El vodevil de remate, el divertimento que finalmente Las viudas rojas es, la gran farsa, ocurre precisamente por el contraste con un mundo donde todavía cabe preguntarse cuáles serán en definitiva los peores y por contraste con la historia de la derrota de los comunistas en Europa cuando ocurrió ésta como tragedia, a sangre y fuego, con millones de rojos masacrados por el stalinismo en las purgas, incluido el ochenta por ciento del ejército rojo y la totalidad del Comité Central bolchevique del año 17 fusilado, salvo Lenin –secuestrado y momificado- y Troksky –asesinado en México por el sicario de Stalin, Ramón Mercader. (Son hechos que no admiten paliativo en nada que las víctimas puedan haber influido en sus asesinos). 

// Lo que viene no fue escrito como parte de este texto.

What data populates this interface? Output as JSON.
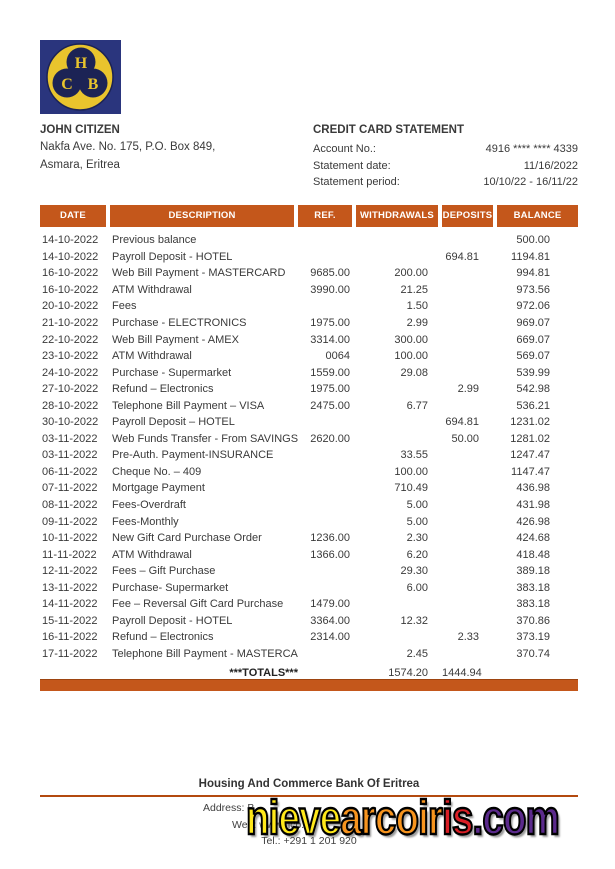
{
  "colors": {
    "accent": "#C4571B",
    "footer_rule": "#B34A0F"
  },
  "logo": {
    "letters": [
      "H",
      "C",
      "B"
    ],
    "background": "#2E3A87",
    "circle": "#E9C42D",
    "trefoil": "#1C2355"
  },
  "customer": {
    "name": "JOHN CITIZEN",
    "address_line1": "Nakfa Ave. No. 175, P.O. Box 849,",
    "address_line2": "Asmara, Eritrea"
  },
  "statement": {
    "title": "CREDIT CARD STATEMENT",
    "fields": [
      {
        "label": "Account No.:",
        "value": "4916 **** **** 4339"
      },
      {
        "label": "Statement date:",
        "value": "11/16/2022"
      },
      {
        "label": "Statement period:",
        "value": "10/10/22 - 16/11/22"
      }
    ]
  },
  "table": {
    "headers": [
      "DATE",
      "DESCRIPTION",
      "REF.",
      "WITHDRAWALS",
      "DEPOSITS",
      "BALANCE"
    ],
    "rows": [
      [
        "14-10-2022",
        "Previous balance",
        "",
        "",
        "",
        "500.00"
      ],
      [
        "14-10-2022",
        "Payroll Deposit - HOTEL",
        "",
        "",
        "694.81",
        "1194.81"
      ],
      [
        "16-10-2022",
        "Web Bill Payment  - MASTERCARD",
        "9685.00",
        "200.00",
        "",
        "994.81"
      ],
      [
        "16-10-2022",
        "ATM Withdrawal",
        "3990.00",
        "21.25",
        "",
        "973.56"
      ],
      [
        "20-10-2022",
        "Fees",
        "",
        "1.50",
        "",
        "972.06"
      ],
      [
        "21-10-2022",
        "Purchase  - ELECTRONICS",
        "1975.00",
        "2.99",
        "",
        "969.07"
      ],
      [
        "22-10-2022",
        "Web Bill Payment - AMEX",
        "3314.00",
        "300.00",
        "",
        "669.07"
      ],
      [
        "23-10-2022",
        "ATM Withdrawal",
        "0064",
        "100.00",
        "",
        "569.07"
      ],
      [
        "24-10-2022",
        "Purchase - Supermarket",
        "1559.00",
        "29.08",
        "",
        "539.99"
      ],
      [
        "27-10-2022",
        "Refund – Electronics",
        "1975.00",
        "",
        "2.99",
        "542.98"
      ],
      [
        "28-10-2022",
        "Telephone Bill Payment – VISA",
        "2475.00",
        "6.77",
        "",
        "536.21"
      ],
      [
        "30-10-2022",
        "Payroll Deposit – HOTEL",
        "",
        "",
        "694.81",
        "1231.02"
      ],
      [
        "03-11-2022",
        "Web Funds Transfer - From SAVINGS",
        "2620.00",
        "",
        "50.00",
        "1281.02"
      ],
      [
        "03-11-2022",
        "Pre-Auth. Payment-INSURANCE",
        "",
        "33.55",
        "",
        "1247.47"
      ],
      [
        "06-11-2022",
        "Cheque No. – 409",
        "",
        "100.00",
        "",
        "1147.47"
      ],
      [
        "07-11-2022",
        "Mortgage Payment",
        "",
        "710.49",
        "",
        "436.98"
      ],
      [
        "08-11-2022",
        "Fees-Overdraft",
        "",
        "5.00",
        "",
        "431.98"
      ],
      [
        "09-11-2022",
        "Fees-Monthly",
        "",
        "5.00",
        "",
        "426.98"
      ],
      [
        "10-11-2022",
        "New Gift Card Purchase Order",
        "1236.00",
        "2.30",
        "",
        "424.68"
      ],
      [
        "11-11-2022",
        "ATM Withdrawal",
        "1366.00",
        "6.20",
        "",
        "418.48"
      ],
      [
        "12-11-2022",
        "Fees – Gift Purchase",
        "",
        "29.30",
        "",
        "389.18"
      ],
      [
        "13-11-2022",
        "Purchase- Supermarket",
        "",
        "6.00",
        "",
        "383.18"
      ],
      [
        "14-11-2022",
        "Fee – Reversal Gift Card Purchase",
        "1479.00",
        "",
        "",
        "383.18"
      ],
      [
        "15-11-2022",
        "Payroll Deposit - HOTEL",
        "3364.00",
        "12.32",
        "",
        "370.86"
      ],
      [
        "16-11-2022",
        "Refund – Electronics",
        "2314.00",
        "",
        "2.33",
        "373.19"
      ],
      [
        "17-11-2022",
        "Telephone Bill Payment - MASTERCARD",
        "",
        "2.45",
        "",
        "370.74"
      ]
    ],
    "totals": {
      "label": "***TOTALS***",
      "withdrawals": "1574.20",
      "deposits": "1444.94"
    }
  },
  "footer": {
    "bank_name": "Housing And Commerce Bank Of Eritrea",
    "address_line": "Address: B",
    "web_line": "Web: www.hcb.co",
    "tel_line": "Tel.: +291 1 201 920"
  },
  "watermark": {
    "segments": [
      {
        "text": "nieve",
        "color": "#FFE81A"
      },
      {
        "text": "arcoir",
        "color": "#F7941E"
      },
      {
        "text": "is",
        "color": "#D91F26"
      },
      {
        "text": ".com",
        "color": "#5B2A8C"
      }
    ]
  }
}
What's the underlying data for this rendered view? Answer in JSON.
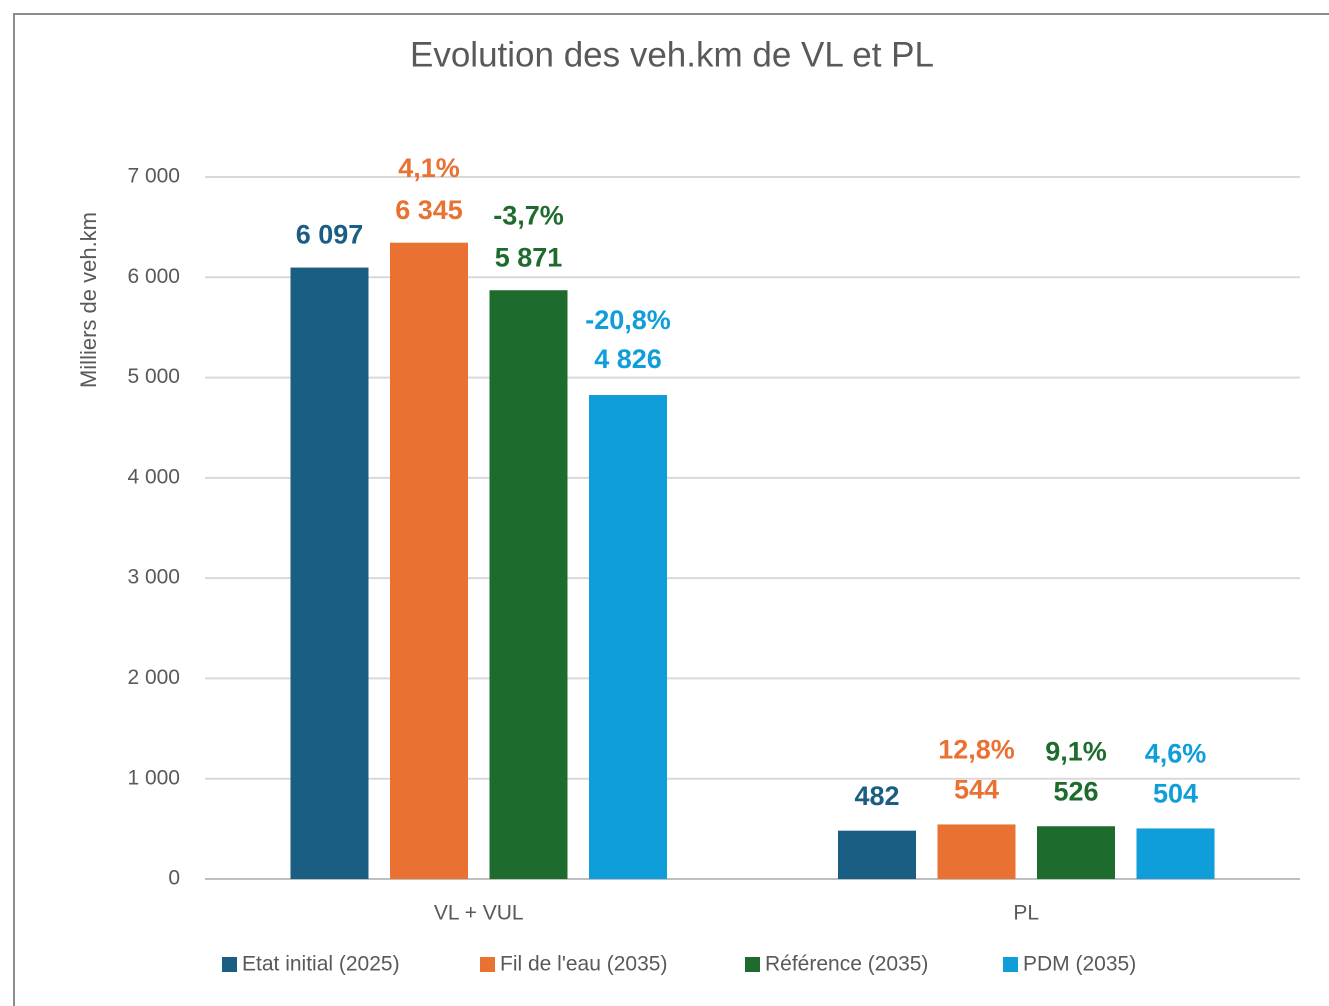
{
  "chart_data": {
    "type": "bar",
    "title": "Evolution des veh.km de VL et PL",
    "y_label": "Milliers de veh.km",
    "categories": [
      "VL + VUL",
      "PL"
    ],
    "series": [
      {
        "name": "Etat initial (2025)",
        "color": "#1a5f83",
        "values": [
          6097,
          482
        ],
        "value_labels": [
          "6 097",
          "482"
        ]
      },
      {
        "name": "Fil de l'eau (2035)",
        "color": "#e97132",
        "values": [
          6345,
          544
        ],
        "value_labels": [
          "6 345",
          "544"
        ],
        "change_labels": [
          "4,1%",
          "12,8%"
        ]
      },
      {
        "name": "Référence (2035)",
        "color": "#1e6b2e",
        "values": [
          5871,
          526
        ],
        "value_labels": [
          "5 871",
          "526"
        ],
        "change_labels": [
          "-3,7%",
          "9,1%"
        ]
      },
      {
        "name": "PDM (2035)",
        "color": "#0f9ed9",
        "values": [
          4826,
          504
        ],
        "value_labels": [
          "4 826",
          "504"
        ],
        "change_labels": [
          "-20,8%",
          "4,6%"
        ]
      }
    ],
    "ylim": [
      0,
      7000
    ],
    "yticks": [
      0,
      {
        "value": 1000,
        "label": "1 000"
      },
      {
        "value": 2000,
        "label": "2 000"
      },
      {
        "value": 3000,
        "label": "3 000"
      },
      {
        "value": 4000,
        "label": "4 000"
      },
      {
        "value": 5000,
        "label": "5 000"
      },
      {
        "value": 6000,
        "label": "6 000"
      },
      {
        "value": 7000,
        "label": "7 000"
      }
    ],
    "grid": true,
    "legend": "bottom"
  }
}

Otra de las pocas frases de Onetti con cierta dudosa intención de constituir novelística es: “El pasado depende de la dosis de presente que le demos; podemos darle mucha, poca y hasta podemos no darle ninguna”. Que en Las viudas rojas tres de los cuatro partisanos fusilados por los nazis mueran gritando “¡Viva Stalin!” es injusto con los nazis, con Stalin y con los partisanos. Hay quienes creen que atendiendo a ese dato, para no deshonrar a quienes más dieron en la lucha antifascista, a los rojos, conviene mitigar las críticas al stalinismo. Valenti no es de esa opinión. Su novela es tajante sobre la santa inquisición roja ante las flexibilidades heréticas. Vale su testimonio. Después de todo resulta un buen plato donde el comunismo se cuece en su propia salsa. 

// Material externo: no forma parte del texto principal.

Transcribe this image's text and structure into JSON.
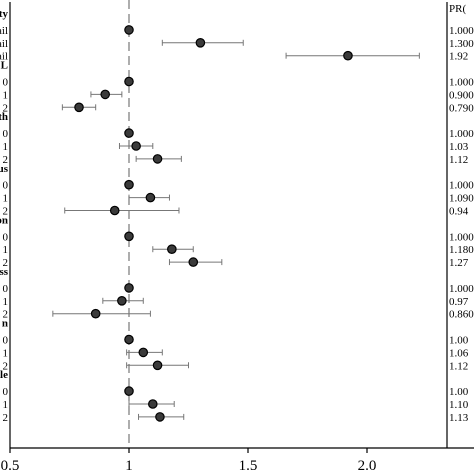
{
  "chart_data": {
    "type": "scatter",
    "title": "",
    "xlabel": "",
    "ylabel": "",
    "xlim": [
      0.5,
      2.0
    ],
    "xticks": [
      "0.5",
      "1",
      "1.5",
      "2.0"
    ],
    "reference_line": 1.0,
    "value_column_header": "PR(",
    "groups": [
      {
        "label": "ty",
        "rows": [
          {
            "label": "ail",
            "pr": 1.0,
            "lo": 1.0,
            "hi": 1.0,
            "pr_text": "1.000"
          },
          {
            "label": "ail",
            "pr": 1.3,
            "lo": 1.14,
            "hi": 1.48,
            "pr_text": "1.300"
          },
          {
            "label": "ail",
            "pr": 1.92,
            "lo": 1.66,
            "hi": 2.22,
            "pr_text": "1.92"
          }
        ]
      },
      {
        "label": "L",
        "rows": [
          {
            "label": "0",
            "pr": 1.0,
            "lo": 1.0,
            "hi": 1.0,
            "pr_text": "1.000"
          },
          {
            "label": "1",
            "pr": 0.9,
            "lo": 0.84,
            "hi": 0.97,
            "pr_text": "0.900"
          },
          {
            "label": "2",
            "pr": 0.79,
            "lo": 0.72,
            "hi": 0.86,
            "pr_text": "0.790"
          }
        ]
      },
      {
        "label": "th",
        "rows": [
          {
            "label": "0",
            "pr": 1.0,
            "lo": 1.0,
            "hi": 1.0,
            "pr_text": "1.000"
          },
          {
            "label": "1",
            "pr": 1.03,
            "lo": 0.96,
            "hi": 1.1,
            "pr_text": "1.03"
          },
          {
            "label": "2",
            "pr": 1.12,
            "lo": 1.03,
            "hi": 1.22,
            "pr_text": "1.12"
          }
        ]
      },
      {
        "label": "us",
        "rows": [
          {
            "label": "0",
            "pr": 1.0,
            "lo": 1.0,
            "hi": 1.0,
            "pr_text": "1.000"
          },
          {
            "label": "1",
            "pr": 1.09,
            "lo": 1.0,
            "hi": 1.17,
            "pr_text": "1.090"
          },
          {
            "label": "2",
            "pr": 0.94,
            "lo": 0.73,
            "hi": 1.21,
            "pr_text": "0.94"
          }
        ]
      },
      {
        "label": "on",
        "rows": [
          {
            "label": "0",
            "pr": 1.0,
            "lo": 1.0,
            "hi": 1.0,
            "pr_text": "1.000"
          },
          {
            "label": "1",
            "pr": 1.18,
            "lo": 1.1,
            "hi": 1.27,
            "pr_text": "1.180"
          },
          {
            "label": "2",
            "pr": 1.27,
            "lo": 1.17,
            "hi": 1.39,
            "pr_text": "1.27"
          }
        ]
      },
      {
        "label": "ss",
        "rows": [
          {
            "label": "0",
            "pr": 1.0,
            "lo": 1.0,
            "hi": 1.0,
            "pr_text": "1.000"
          },
          {
            "label": "1",
            "pr": 0.97,
            "lo": 0.89,
            "hi": 1.06,
            "pr_text": "0.97"
          },
          {
            "label": "2",
            "pr": 0.86,
            "lo": 0.68,
            "hi": 1.09,
            "pr_text": "0.860"
          }
        ]
      },
      {
        "label": "n",
        "rows": [
          {
            "label": "0",
            "pr": 1.0,
            "lo": 1.0,
            "hi": 1.0,
            "pr_text": "1.00"
          },
          {
            "label": "1",
            "pr": 1.06,
            "lo": 0.99,
            "hi": 1.14,
            "pr_text": "1.06"
          },
          {
            "label": "2",
            "pr": 1.12,
            "lo": 0.99,
            "hi": 1.25,
            "pr_text": "1.12"
          }
        ]
      },
      {
        "label": "le",
        "rows": [
          {
            "label": "0",
            "pr": 1.0,
            "lo": 1.0,
            "hi": 1.0,
            "pr_text": "1.00"
          },
          {
            "label": "1",
            "pr": 1.1,
            "lo": 1.0,
            "hi": 1.19,
            "pr_text": "1.10"
          },
          {
            "label": "2",
            "pr": 1.13,
            "lo": 1.04,
            "hi": 1.23,
            "pr_text": "1.13"
          }
        ]
      }
    ],
    "colors": {
      "point_fill": "#3a3a3a",
      "point_stroke": "#000000",
      "whisker": "#777777",
      "reference_line": "#777777",
      "axis": "#000000"
    }
  }
}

Al partisano que murió por lo que en su momento le representaba Stalin, le bastaría un poco nomás de información para dar la vida por que Stalin no hubiese existido, aunque la trágica derrota de la revolución en Europa pudo haber ocurrido igual de otras muy diversas formas. Valenti al respecto hace lo más apropiado. A los héroes de esta época stalinista los describe con infinita piedad y conmiseración. Porque aunque la irretocable historia del stalinismo dice lo contrario, la piedad es el más humano de los sentimientos. Y sí... después de la farsa, Ernesto Rinaldi queda derrotado. Más derrotado que antes, cuando estaba trágicamente derrotado y no lo sabía.